En effet, on connait depuis longtemps les capacités impressionnantes du poulpe ou de la seiche en termes de mimétisme : les céphalopodes ont la faculté de changer leur coloration afin d’imiter le terrain pour échapper à leurs prédateurs (ce que l’on appelle l’homochromie). Cette habileté à changer efficacement de couleur de tégument repose sur deux capacités : la capacité visuelle à analyser très rapidement leur environnement (donc à percevoir de très faibles variations d’intensité lumineuse et de nuances), et la présence de chromatophores, organes spécialisés neuromusculaires, contenant des pigments dont ils gèrent la répartition. Le résultat est plus qu’impressionnant (voir ci-dessous) :

Les chercheurs se sont donc inspirés de cette capacité pour développer une « peau électronique » capable de changer de couleur et de sentir les variations de pression.

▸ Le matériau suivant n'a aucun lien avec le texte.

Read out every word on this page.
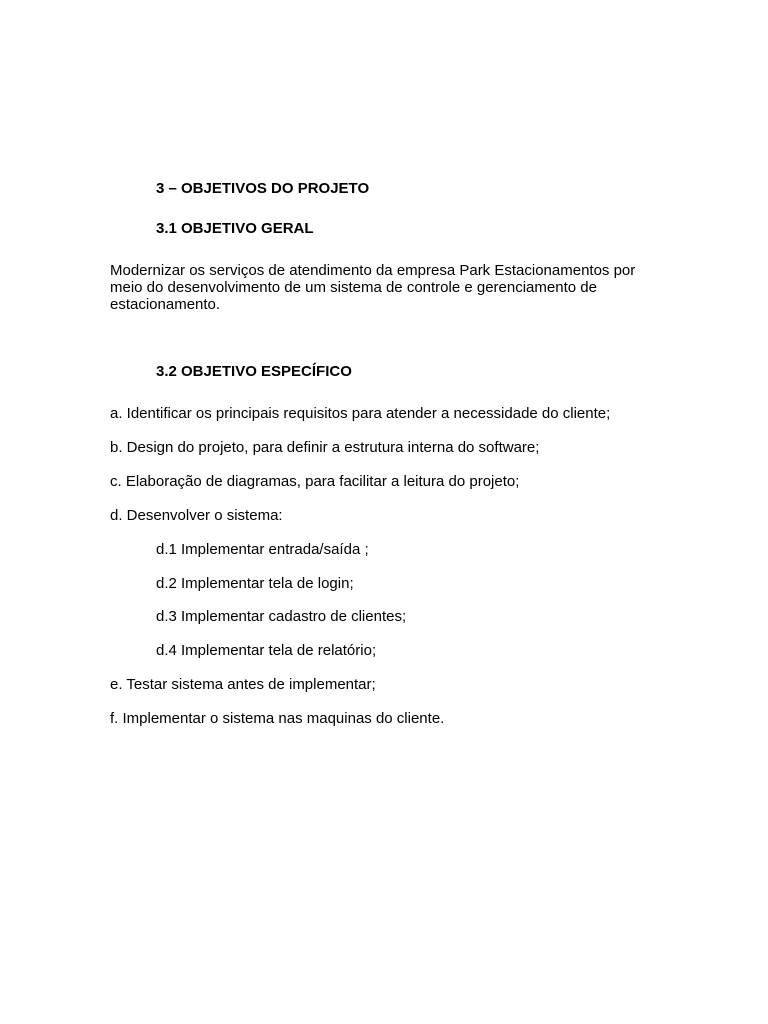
3 – OBJETIVOS DO PROJETO
3.1 OBJETIVO GERAL
Modernizar os serviços de atendimento da empresa Park Estacionamentos por
meio do desenvolvimento de um sistema de controle e gerenciamento de
estacionamento.
3.2 OBJETIVO ESPECÍFICO
a. Identificar os principais requisitos para atender a necessidade do cliente;
b. Design do projeto, para definir a estrutura interna do software;
c. Elaboração de diagramas, para facilitar a leitura do projeto;
d. Desenvolver o sistema:
d.1 Implementar entrada/saída ;
d.2 Implementar tela de login;
d.3 Implementar cadastro de clientes;
d.4 Implementar tela de relatório;
e. Testar sistema antes de implementar;
f. Implementar o sistema nas maquinas do cliente.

Pour ce faire, ils ont conçu un système de sandwich : gel en silicone à l’extérieur, emprisonnant deux électrodes extensibles et transparentes, et une couche de phosphore électroluminescent capable d’émettre une lumière colorée. La couleur dépend des additifs ajoutés au phosphore : du cuivre pour une lumière bleue, du magnésium pour le jaune, par exemple.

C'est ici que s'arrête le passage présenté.